Caratteristica fondamentale del sistema è che una controprestazione del
rapporto di scambio è costituita sempre da moneta che, con reminiscenza
pitagorica, può definirsi misura di tutte le cose.
q) Un unico prodotto: il denaro
Il fine dell’economia
capitalista non è produrre beni ma denaro. I beni sono solo il mezzo con cui
nel mercato ci si procura denaro, paragonabile al sangue in un organismo
vivente. Quanto non è idoneo a produrre denaro è fuori mercato, di conseguenza,
fuori dal sistema. La spiegazione delle enormi masse di disoccupati, oggi in
Europa, è tutta qui. Il lavoro umano è sempre di più una merce fuori mercato,
senza valore di scambio in quanto sempre
meno idonea a produrre denaro. Si continua a parlare di fattori di produzione
ma la produzione non ha alcuna autonomia di scopo se non quello di essere
destinata allo scambio con moneta. La terra non serve più a produrre cibo, né
le officine aratri, né le fabbriche beni, né i cantieri case o navi ma tutto
serve solo se produce denaro.
r) Le pecore hanno diritto a vivere, gli uomini no
In Inghilterra la
rivoluzione protestante realizza con maggiore efficienza, rispetto alla
Germania, i suoi obiettivi. Dall’Inghilterra la rivoluzione sarà esportata nel
mondo come rivoluzione industriale e nel
modello, attualmente vincente, tecnologico-finanziario. Anche in Inghilterra il
popolo cercò di ribellarsi al suo destino servile. Nel 1549 scoppiò la rivolta
di Kent. I lord avevano recintato tutte le loro proprietà per far pascolare le
loro pecore. I contadini si ritrovarono senza terra da coltivare e senza boschi
dove far legna. Le pecore si ingrassavano e gli uomini morivano di fame.
Secondo l’etica capitalista il comportamento dei Lord era pienamente legittimo.
Il padrone può recintare la sua proprietà quando gli pare e piace.
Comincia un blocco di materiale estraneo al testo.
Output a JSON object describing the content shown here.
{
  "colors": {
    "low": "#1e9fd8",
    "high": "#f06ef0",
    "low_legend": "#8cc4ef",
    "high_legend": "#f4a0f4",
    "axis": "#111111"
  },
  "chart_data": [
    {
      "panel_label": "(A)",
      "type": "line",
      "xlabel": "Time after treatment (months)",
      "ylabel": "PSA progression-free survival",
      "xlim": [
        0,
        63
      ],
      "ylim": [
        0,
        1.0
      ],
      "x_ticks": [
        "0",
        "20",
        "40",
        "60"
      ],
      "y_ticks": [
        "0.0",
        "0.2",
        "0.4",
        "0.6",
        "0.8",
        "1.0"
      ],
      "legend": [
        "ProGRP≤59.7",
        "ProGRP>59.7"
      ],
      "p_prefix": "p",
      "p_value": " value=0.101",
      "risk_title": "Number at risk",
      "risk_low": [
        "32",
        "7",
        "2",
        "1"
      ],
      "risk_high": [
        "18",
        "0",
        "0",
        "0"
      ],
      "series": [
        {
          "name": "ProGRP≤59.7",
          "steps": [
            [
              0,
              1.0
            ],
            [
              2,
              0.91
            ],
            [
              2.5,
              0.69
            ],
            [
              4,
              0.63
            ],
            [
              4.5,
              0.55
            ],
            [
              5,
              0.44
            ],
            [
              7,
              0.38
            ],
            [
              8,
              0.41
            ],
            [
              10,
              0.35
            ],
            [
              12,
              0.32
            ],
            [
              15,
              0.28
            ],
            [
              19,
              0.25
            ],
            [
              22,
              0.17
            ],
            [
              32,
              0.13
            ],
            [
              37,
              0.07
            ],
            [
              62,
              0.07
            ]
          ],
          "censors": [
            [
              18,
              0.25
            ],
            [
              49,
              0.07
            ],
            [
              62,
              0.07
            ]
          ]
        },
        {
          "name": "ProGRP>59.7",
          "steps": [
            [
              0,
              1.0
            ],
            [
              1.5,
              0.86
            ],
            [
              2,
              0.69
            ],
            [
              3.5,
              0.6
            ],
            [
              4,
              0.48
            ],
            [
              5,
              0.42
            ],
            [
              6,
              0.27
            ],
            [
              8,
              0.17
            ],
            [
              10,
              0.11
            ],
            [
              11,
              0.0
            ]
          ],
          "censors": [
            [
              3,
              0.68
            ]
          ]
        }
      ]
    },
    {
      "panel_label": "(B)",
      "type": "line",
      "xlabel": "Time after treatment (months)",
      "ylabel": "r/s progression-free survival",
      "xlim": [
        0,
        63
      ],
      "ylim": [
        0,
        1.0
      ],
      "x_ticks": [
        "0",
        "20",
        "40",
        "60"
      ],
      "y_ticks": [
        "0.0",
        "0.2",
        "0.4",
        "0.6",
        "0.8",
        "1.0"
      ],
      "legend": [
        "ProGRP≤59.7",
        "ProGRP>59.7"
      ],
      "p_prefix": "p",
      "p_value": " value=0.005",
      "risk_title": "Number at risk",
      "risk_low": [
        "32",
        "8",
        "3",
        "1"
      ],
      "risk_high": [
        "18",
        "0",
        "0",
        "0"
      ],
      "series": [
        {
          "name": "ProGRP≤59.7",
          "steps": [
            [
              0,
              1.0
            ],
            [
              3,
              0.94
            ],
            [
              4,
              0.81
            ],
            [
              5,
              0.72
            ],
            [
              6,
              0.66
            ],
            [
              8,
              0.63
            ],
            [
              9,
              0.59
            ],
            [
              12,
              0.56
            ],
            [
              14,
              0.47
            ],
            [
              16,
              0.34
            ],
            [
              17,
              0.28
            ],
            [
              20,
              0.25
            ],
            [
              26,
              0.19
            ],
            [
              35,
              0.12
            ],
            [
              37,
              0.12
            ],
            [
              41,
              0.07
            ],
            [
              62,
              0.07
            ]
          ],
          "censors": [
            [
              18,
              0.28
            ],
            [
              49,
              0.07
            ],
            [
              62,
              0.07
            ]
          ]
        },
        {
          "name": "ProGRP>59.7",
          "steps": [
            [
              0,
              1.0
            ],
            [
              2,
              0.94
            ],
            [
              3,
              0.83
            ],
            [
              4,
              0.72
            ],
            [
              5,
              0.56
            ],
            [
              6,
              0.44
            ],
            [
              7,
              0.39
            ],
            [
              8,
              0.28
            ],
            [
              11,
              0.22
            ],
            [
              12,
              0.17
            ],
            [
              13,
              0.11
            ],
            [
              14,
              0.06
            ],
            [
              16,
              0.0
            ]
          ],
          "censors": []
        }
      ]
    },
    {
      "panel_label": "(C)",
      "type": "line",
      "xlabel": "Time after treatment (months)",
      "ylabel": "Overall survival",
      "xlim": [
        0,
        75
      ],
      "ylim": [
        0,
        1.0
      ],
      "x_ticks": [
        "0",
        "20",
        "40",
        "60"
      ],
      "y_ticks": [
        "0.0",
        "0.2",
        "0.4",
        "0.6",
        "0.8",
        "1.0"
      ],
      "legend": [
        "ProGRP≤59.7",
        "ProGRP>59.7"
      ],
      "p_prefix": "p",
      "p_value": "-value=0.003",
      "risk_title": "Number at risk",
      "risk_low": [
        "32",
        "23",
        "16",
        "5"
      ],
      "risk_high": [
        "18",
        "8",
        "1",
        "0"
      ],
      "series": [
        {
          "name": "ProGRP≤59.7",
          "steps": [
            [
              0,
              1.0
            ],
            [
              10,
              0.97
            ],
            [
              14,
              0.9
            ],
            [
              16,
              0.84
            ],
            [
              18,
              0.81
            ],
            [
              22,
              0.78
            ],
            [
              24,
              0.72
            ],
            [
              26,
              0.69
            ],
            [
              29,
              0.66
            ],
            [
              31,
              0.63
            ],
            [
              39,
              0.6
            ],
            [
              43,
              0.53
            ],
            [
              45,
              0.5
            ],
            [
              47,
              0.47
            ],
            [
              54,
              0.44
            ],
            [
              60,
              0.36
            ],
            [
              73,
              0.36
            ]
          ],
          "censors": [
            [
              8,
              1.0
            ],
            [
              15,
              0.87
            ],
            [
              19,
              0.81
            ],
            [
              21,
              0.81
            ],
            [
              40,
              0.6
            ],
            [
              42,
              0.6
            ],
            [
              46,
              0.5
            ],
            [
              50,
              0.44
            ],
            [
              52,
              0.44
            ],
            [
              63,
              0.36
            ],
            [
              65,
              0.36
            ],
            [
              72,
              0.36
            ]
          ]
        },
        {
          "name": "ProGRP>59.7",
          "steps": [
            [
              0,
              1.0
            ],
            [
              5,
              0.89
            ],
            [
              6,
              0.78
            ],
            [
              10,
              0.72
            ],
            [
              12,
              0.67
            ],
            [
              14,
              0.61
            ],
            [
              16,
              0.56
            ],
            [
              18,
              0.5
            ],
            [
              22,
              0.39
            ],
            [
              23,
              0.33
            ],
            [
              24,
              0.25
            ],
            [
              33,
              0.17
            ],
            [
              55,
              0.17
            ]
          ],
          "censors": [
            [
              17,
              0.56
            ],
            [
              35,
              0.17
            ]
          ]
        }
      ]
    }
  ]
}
Se le pecore
procurano denaro e gli uomini no, è più giusto assicurare l’esistenza alle
pecore anziché agli uomini, improduttivi o poco remunerativi. I contadini
insorsero contro l’etica capitalista ma finì come in Germania; furono
massacrati dai soldati professionisti del Re e dei suoi Lord.
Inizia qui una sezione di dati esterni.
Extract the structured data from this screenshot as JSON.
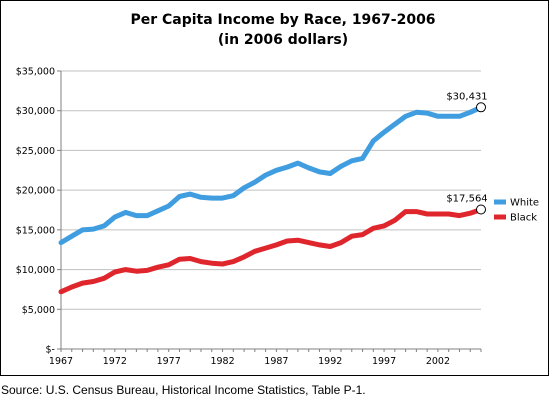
{
  "chart_data": {
    "type": "line",
    "title_lines": [
      "Per Capita Income by Race, 1967-2006",
      "(in 2006 dollars)"
    ],
    "xlabel": "",
    "ylabel": "",
    "x_tick_labels": [
      "1967",
      "1972",
      "1977",
      "1982",
      "1987",
      "1992",
      "1997",
      "2002"
    ],
    "y_tick_labels": [
      "$-",
      "$5,000",
      "$10,000",
      "$15,000",
      "$20,000",
      "$25,000",
      "$30,000",
      "$35,000"
    ],
    "xlim": [
      1967,
      2006
    ],
    "ylim": [
      0,
      35000
    ],
    "grid": "horizontal",
    "legend_position": "right",
    "x": [
      1967,
      1968,
      1969,
      1970,
      1971,
      1972,
      1973,
      1974,
      1975,
      1976,
      1977,
      1978,
      1979,
      1980,
      1981,
      1982,
      1983,
      1984,
      1985,
      1986,
      1987,
      1988,
      1989,
      1990,
      1991,
      1992,
      1993,
      1994,
      1995,
      1996,
      1997,
      1998,
      1999,
      2000,
      2001,
      2002,
      2003,
      2004,
      2005,
      2006
    ],
    "series": [
      {
        "name": "White",
        "color": "#3f9de0",
        "end_label": "$30,431",
        "values": [
          13400,
          14200,
          15000,
          15100,
          15500,
          16600,
          17200,
          16800,
          16800,
          17400,
          18000,
          19200,
          19500,
          19100,
          19000,
          19000,
          19300,
          20300,
          21000,
          21900,
          22500,
          22900,
          23400,
          22800,
          22300,
          22100,
          23000,
          23700,
          24000,
          26200,
          27300,
          28300,
          29300,
          29800,
          29700,
          29300,
          29300,
          29300,
          29800,
          30431
        ]
      },
      {
        "name": "Black",
        "color": "#e0262d",
        "end_label": "$17,564",
        "values": [
          7200,
          7800,
          8300,
          8500,
          8900,
          9700,
          10000,
          9800,
          9900,
          10300,
          10600,
          11300,
          11400,
          11000,
          10800,
          10700,
          11000,
          11600,
          12300,
          12700,
          13100,
          13600,
          13700,
          13400,
          13100,
          12900,
          13400,
          14200,
          14400,
          15200,
          15500,
          16200,
          17300,
          17300,
          17000,
          17000,
          17000,
          16800,
          17100,
          17564
        ]
      }
    ]
  },
  "source_note": "Source: U.S. Census Bureau, Historical Income Statistics, Table P-1."
}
s) Il musulmanesimo finanziario
Il protestantesimo
attraverso il calvinismo e il suo principale dogma, la predestinazione, offrì
alla nascente società capitalista, fondata sulla redditività del capitale cioè
della moneta a fini produttivi, la sua religione ideale, una sorta di islamismo
economico in cui la sottomissione ad Allah veniva sostituita con la
sottomissione al dio-moneta. Il dogma della predestinazione legittima anche la
sottomissione, nell’organizzazione del lavoro. Il lavoratore deve essere
sottomesso al suo datore di lavoro a cui spetta il ruolo di esecutore della
volontà di Dio nel mondo produttivo. Il buon protestante deve accettare la
condizione a cui il “Buon Dio” lo ha
predestinato e adoperarsi con tutte le sue forze allo svolgimento dei compiti a tale condizione connessi, ad
majorem gloriam Dei.
t) Lo Stato fagociterà mercato e moneta
L’accentramento di
tutti mezzi di produzione in poche mani, iniziato con la rivoluzione
protestante, è una tappa del processo il cui obiettivo finale è l’accentramento
di tutti i mezzi di produzione nello Stato Unico a cui seguirà
l’eliminazione della moneta e del mercato. Lo Stato, in questo modo, avrà, non
solo, il controllo dei fattori della produzione ma, anche, il controllo totale
di tutti i beni e i servizi. Potrà così
decidere chi ammettere e chi no alla loro fruizione. Non più, come
avviene oggi, attraverso il possesso della moneta ma con una tessera magnetica,
la cui attivazione e disattivazione sarà decisa unicamente dal potere statale.